Tuesday, October 23, 2012
October: Slow Food and Slow Fishing
As readers of this column might have perceived, one of my passions (along with food and wine) is fly fishing. I find this the most beautiful and calming of sports; if the word “Zen” ever applied to a leisure activity, this would be it. This is “slow fishing” when compared to the manic, frantic type of angling we see on most televised fishing shows. While I have fished for bonefish and tarpon, steelhead and salmon, pike and muskie, and have met anglers who prefer one of those prey to all others, I’m a trout fisher. I would rather trick a 10 inch trout to take a floating insect imitation in a small stream than haul in an 80 pound tarpon somewhere off Cuba or Florida.
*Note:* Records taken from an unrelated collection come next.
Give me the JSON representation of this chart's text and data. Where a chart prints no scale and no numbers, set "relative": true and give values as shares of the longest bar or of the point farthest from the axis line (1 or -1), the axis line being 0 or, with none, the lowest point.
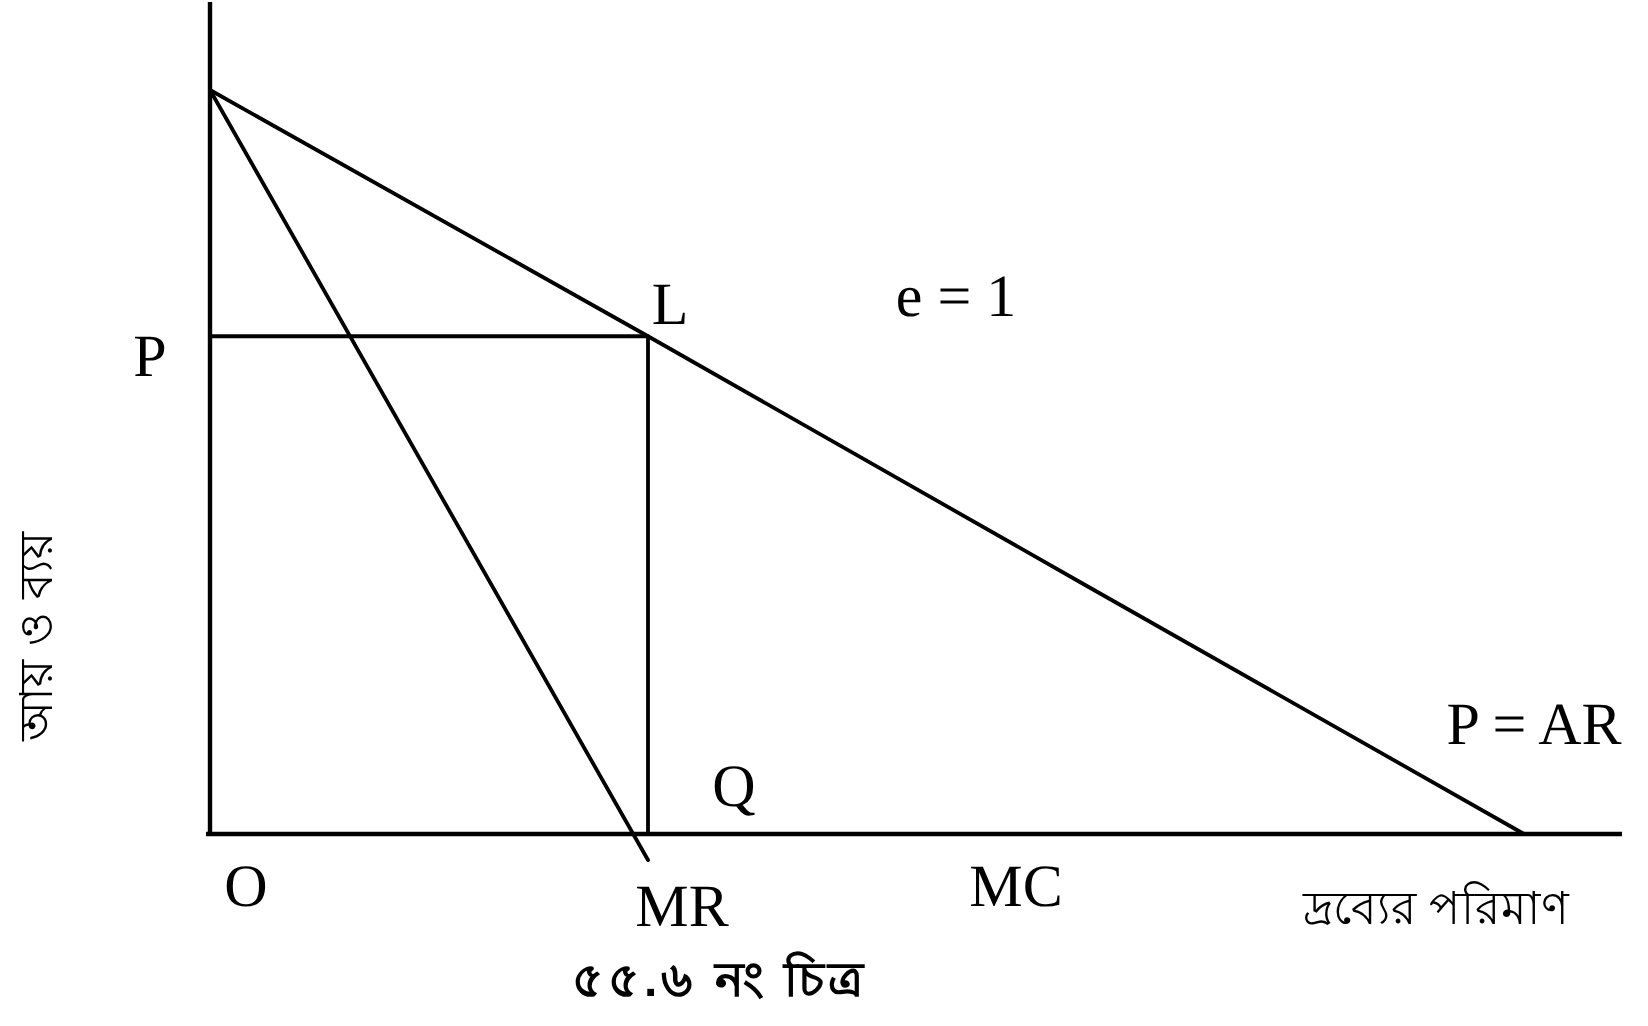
{
  "chart_data": {
    "type": "line",
    "relative": true,
    "title": "৫৫.৬ নং চিত্র",
    "xlabel": "দ্রব্যের পরিমাণ",
    "ylabel": "আয় ও ব্যয়",
    "categories": [
      null,
      null,
      null,
      null
    ],
    "series": [
      {
        "name": "P = AR",
        "color": "#000000",
        "values": [
          1,
          0.669,
          0.334,
          0
        ]
      },
      {
        "name": "MR",
        "color": "#000000",
        "values": [
          1,
          -0.035,
          null,
          null
        ]
      },
      {
        "type": "step",
        "color": "#000000",
        "values": [
          0.669,
          0,
          null,
          null
        ]
      }
    ],
    "annotations": [
      "P",
      {
        "text": "L",
        "y": 0.669
      },
      "Q",
      "O",
      "e = 1",
      "MC"
    ],
    "legend": false
  }
}
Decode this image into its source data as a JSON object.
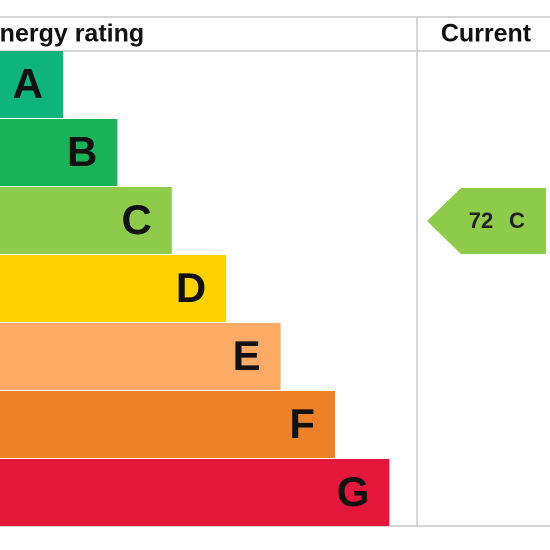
{
  "header": {
    "rating_title": "Energy rating",
    "current_title": "Current"
  },
  "bands": [
    {
      "letter": "A",
      "color": "#0eb47c"
    },
    {
      "letter": "B",
      "color": "#1bb35a"
    },
    {
      "letter": "C",
      "color": "#8ecb4a"
    },
    {
      "letter": "D",
      "color": "#fed100"
    },
    {
      "letter": "E",
      "color": "#fcaa66"
    },
    {
      "letter": "F",
      "color": "#ee8128"
    },
    {
      "letter": "G",
      "color": "#e5163c"
    }
  ],
  "current": {
    "score": 72,
    "band": "C",
    "color": "#8ecb4a"
  }
}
So I value small rivers and creeks for the fish they can hold when they are healthy, as well as for their importance to our environmental wellbeing. The health of our small streams is the most important indicator of the health of our environment. And, the best indicator of the health of small steams is the presence of Brook Trout.
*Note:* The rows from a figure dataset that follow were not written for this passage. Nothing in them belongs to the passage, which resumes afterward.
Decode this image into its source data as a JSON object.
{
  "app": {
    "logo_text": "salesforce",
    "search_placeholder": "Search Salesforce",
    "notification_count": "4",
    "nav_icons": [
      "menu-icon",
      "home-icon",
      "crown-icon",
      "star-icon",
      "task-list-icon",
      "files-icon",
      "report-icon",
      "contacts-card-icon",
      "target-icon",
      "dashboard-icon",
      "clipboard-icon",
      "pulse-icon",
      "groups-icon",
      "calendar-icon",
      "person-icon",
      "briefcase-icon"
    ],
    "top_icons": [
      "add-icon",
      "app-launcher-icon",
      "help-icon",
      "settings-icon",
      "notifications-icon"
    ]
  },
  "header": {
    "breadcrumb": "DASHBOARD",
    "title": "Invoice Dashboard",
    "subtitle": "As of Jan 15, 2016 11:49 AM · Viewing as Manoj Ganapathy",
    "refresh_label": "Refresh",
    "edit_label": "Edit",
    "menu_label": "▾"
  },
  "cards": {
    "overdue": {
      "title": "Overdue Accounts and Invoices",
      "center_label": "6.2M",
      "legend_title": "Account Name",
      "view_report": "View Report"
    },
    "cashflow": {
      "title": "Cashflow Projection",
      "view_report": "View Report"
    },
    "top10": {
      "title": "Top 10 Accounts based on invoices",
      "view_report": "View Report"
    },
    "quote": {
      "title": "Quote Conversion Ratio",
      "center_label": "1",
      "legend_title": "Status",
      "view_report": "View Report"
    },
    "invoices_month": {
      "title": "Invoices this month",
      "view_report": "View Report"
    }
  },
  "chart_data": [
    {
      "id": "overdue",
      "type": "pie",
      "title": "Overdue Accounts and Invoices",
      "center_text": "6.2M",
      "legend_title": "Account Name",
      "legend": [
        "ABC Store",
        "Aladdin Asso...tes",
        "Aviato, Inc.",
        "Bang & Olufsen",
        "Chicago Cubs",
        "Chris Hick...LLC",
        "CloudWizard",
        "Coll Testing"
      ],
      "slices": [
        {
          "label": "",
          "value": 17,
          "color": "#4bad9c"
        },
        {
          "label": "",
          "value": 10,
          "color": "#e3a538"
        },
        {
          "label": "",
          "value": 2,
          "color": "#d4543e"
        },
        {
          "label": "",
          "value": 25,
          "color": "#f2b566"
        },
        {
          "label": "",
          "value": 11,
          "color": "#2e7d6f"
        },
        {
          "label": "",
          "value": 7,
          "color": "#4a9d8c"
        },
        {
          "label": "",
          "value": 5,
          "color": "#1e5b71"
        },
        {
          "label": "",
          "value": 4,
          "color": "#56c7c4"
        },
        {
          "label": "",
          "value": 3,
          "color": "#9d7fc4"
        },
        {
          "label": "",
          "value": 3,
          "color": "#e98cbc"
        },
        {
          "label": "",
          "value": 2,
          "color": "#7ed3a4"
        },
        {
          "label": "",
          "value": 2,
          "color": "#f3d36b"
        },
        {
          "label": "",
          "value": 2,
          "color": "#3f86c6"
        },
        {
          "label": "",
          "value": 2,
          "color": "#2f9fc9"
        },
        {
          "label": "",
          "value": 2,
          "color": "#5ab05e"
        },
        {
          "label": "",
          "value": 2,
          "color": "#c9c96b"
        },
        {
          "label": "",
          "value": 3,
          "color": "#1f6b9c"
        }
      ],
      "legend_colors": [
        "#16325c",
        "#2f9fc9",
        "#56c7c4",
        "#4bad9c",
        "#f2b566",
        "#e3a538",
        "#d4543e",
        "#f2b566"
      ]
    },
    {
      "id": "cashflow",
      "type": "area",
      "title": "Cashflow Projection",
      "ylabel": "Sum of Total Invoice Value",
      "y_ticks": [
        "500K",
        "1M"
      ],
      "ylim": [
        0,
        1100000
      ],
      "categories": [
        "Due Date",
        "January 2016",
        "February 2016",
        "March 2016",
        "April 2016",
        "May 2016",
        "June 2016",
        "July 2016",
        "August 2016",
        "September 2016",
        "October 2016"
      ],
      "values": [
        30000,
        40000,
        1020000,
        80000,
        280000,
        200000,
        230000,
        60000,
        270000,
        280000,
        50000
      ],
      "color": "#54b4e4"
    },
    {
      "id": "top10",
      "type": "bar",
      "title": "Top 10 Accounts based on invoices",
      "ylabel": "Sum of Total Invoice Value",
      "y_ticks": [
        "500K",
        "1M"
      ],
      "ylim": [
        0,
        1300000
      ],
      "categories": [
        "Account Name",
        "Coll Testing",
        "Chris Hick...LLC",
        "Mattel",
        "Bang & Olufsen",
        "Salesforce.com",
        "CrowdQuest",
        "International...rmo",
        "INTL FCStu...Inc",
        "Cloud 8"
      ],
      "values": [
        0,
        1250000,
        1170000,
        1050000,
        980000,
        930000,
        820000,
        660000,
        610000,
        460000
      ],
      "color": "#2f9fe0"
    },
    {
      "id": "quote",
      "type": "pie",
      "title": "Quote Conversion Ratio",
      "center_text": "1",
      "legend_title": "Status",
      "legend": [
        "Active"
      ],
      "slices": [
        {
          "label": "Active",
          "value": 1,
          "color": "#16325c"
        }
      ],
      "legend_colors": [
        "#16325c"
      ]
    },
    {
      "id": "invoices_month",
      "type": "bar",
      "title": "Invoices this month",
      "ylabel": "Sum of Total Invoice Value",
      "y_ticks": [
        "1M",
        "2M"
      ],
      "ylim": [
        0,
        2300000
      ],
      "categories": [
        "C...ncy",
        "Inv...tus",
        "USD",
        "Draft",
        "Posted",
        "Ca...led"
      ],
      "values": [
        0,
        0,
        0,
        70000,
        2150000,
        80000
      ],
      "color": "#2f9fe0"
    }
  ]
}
Brook Trout and Lake Trout are the only trout native to Ontario, and Brookies are an extremely fragile species, dependant on clear, clean, cold water for survival. Any degradation of their environment is a threat to their survival; they are the “canary in the coal mine,” the first warning sign of trouble in a watershed.
Twelve Mile Creek, which has one of its sources right in Fonthill, is the only cold water stream system in Niagara capable of holding Brook Trout. There is anecdotal evidence from anglers, Conservation Officers, and landowners that a small population of Brook Trout still survives in the headwaters of the system, maybe downstream as far as Short Hills Provincial Park. Old-timers tell tales of plentiful Brookies in the Twelve back in the 40’s and 50’s, but sightings now are rare.
Enter Trout Unlimited Canada (TUC). This is a conservation organization, made up mostly, it must be admitted, of anglers. Like Ducks Unlimited (whose members are mostly hunters), which seeks to preserve wetlands as habitat for waterfowl, TUC seeks to maintain its sport by conserving and enhancing the environment that makes the sport possible. (The difference between the two is that, by and large, the ducks do not survive their encounters with members of the organization, while the trout do, since most fly fishers practice catch and release.) Regardless of the underlying motivation of these groups, the work they do to preserve, protect, and enhance Canada’s natural environment is beyond reproach.
The Niagara Chapter of Trout Unlimited Canada is recently formed, but has already begun making plans for the enhancement of the Twelve Mile Creek watershed. Working closely with the Niagara Peninsula Conservation Authority, Short Hills Provincial Park, Niagara College’s Ecosystem Restoration Program, Niagara Conservancy, and other interested organizations, Trout Unlimited is in the process of putting in place a plan to study one stretch of the stream to determine scientifically if Brook Trout inhabit it, what the barriers are to their survival and success, and how to improve the stream. Working one stretch at a time, their goal is to make a significant contribution to the health of this unique watershed.
What’s all this got to do with Slow Food? One of the most important mandates of the Slow Food Movement is the preservation and enhancement of our environment. This can be achieved through the protection of agricultural land, through sustainable farming practices, and through efforts such as those now being undertaken by the Niagara Chapter of Trout Unlimited Canada.